Summary: “This site provides users with comprehensive and interactive tutorials (containing shockwave animations) on molecule representation and modeling including Lewis Dot representation of organic and inorganic compounds, atomic orbital and hybridization, VSEPR, and molecular orbital theory. The site is extremely versatile in that it can be used as reinforcement for lecture and laboratory for a variety of classes.”
Developers: Patrick Wegner and Andrew Montana, California State University, Fullerton
Summary: ‘“Evolution” is the companion site to the eight-part PBS documentary on Evolution. The site contains multimedia previews of each of the shows in the series as well as interactive tutorials/exercises related to the theme of each show. The eight themes are Darwin’s Dangerous Idea, Great Transformations, Extinction!, The Evolutionary Arms Race, Why Sex, The Mind’s Big Bang, and What About God? In addition, the site contains a library of many different types of web-based materials that support the exploration of this topic. Three different paths can be followed: one on the scientific process, one on evolutionary theory and one on human evolution.’
Developers: Anna Zeiser, Jason J. Hunke, and Karen Cariani, WGBH-Boston
Summary: “This tutorial allows introductory statistics students to see the relationship between sample size and the variability of the sampling distribution of the mean. The site provides applets that simulate the sampling distributions of the sample mean and detailed exercise sheets.”
Developer: Dale Berger, Claremont Graduate University
Summary: “This site contains links to dozens of applets that deal with topics in Basic Math, Beginning Algebra, Intermediate and College Algebra, Statistics, and other areas. The applets combine accurate, carefully presented mathematics with immediate feedback. Many feature a step-by-step tutorial approach, with feedback on correctness and hints being provided at each step in the guided solution of a problem. This tool could be very helpful for remedial activities.”

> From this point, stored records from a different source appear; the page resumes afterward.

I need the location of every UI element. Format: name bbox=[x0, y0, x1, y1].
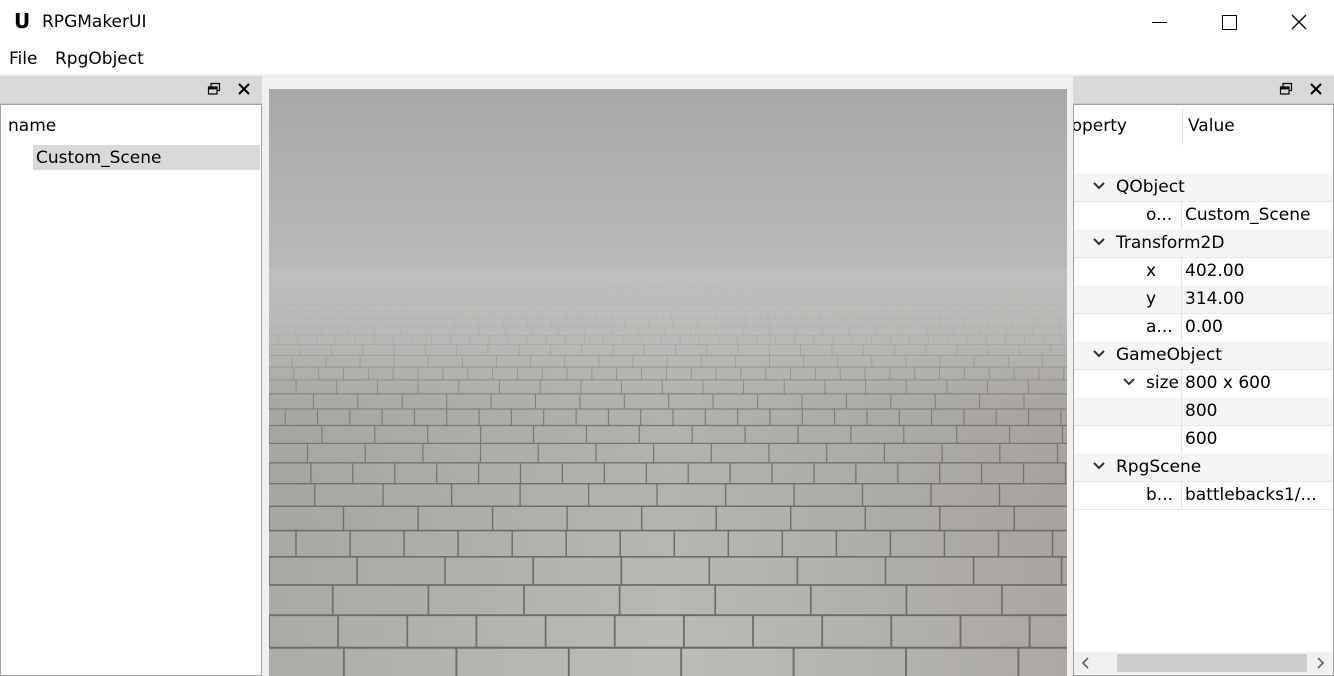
property-name: o... bbox=[1146, 205, 1173, 225]
property-name: b... bbox=[1146, 485, 1174, 505]
menu-rpgobject[interactable]: RpgObject bbox=[55, 48, 144, 70]
property-row-objectname[interactable]: o... Custom_Scene bbox=[1074, 201, 1333, 230]
cell-divider bbox=[1181, 481, 1182, 509]
property-tree[interactable]: roperty Value QObject o... Custom_Scene … bbox=[1073, 104, 1334, 676]
property-row-angle[interactable]: a... 0.00 bbox=[1074, 313, 1333, 342]
property-name: y bbox=[1146, 289, 1157, 309]
tree-item-custom-scene[interactable]: Custom_Scene bbox=[33, 145, 260, 170]
app-logo-icon: U bbox=[14, 9, 31, 33]
column-separator[interactable] bbox=[1182, 109, 1183, 145]
dock-float-button[interactable] bbox=[205, 80, 223, 98]
chevron-down-icon[interactable] bbox=[1091, 458, 1107, 474]
group-row-gameobject[interactable]: GameObject bbox=[1074, 341, 1333, 370]
column-header-property[interactable]: roperty bbox=[1074, 115, 1127, 137]
column-header-value[interactable]: Value bbox=[1188, 115, 1235, 137]
group-label: GameObject bbox=[1116, 345, 1222, 365]
chevron-down-icon[interactable] bbox=[1091, 346, 1107, 362]
scene-tree[interactable]: name Custom_Scene bbox=[0, 104, 262, 676]
property-value[interactable]: 600 bbox=[1185, 428, 1217, 450]
group-row-qobject[interactable]: QObject bbox=[1074, 173, 1333, 202]
minimize-icon bbox=[1151, 21, 1167, 23]
property-dock-header[interactable] bbox=[1073, 76, 1334, 104]
maximize-icon bbox=[1221, 14, 1237, 30]
dock-close-button[interactable] bbox=[235, 80, 253, 98]
property-value[interactable]: 800 bbox=[1185, 400, 1217, 422]
float-icon bbox=[1279, 82, 1293, 95]
maximize-button[interactable] bbox=[1194, 0, 1264, 44]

Developer: Larry Green, Lake Tahoe Community College
Summary: “The simulations on this site provide a number of different ways to study and learn, including through movement of virtual objects, graphs, and manipulating numbers and equations. One of the most fascinating studies involves the virtual circuit simulator. The research work on this simulation indicates that students who use just the simulation have a better conceptual understanding of currents, voltages and currents.”
Developers: Carl Wieman, Noah Finkelstein, Kathy Perkins, and Roy Le Master, University of Colorado
Summary: “The material presented on this site is very flexible with five levels of organization (molecular, cellular, neurological, psychological and social) and three levels of explanation (beginning, intermediate, and advanced). There are diagrams as well as text and several specific information modules that provide for different ways of looking at the materials and different formats.”
Developer: Bruno Dubuc, Canadian Institutes of Health Research
Note: Please review the fair use guidelines on each of the sites if you plan on using any of these tools in your courses.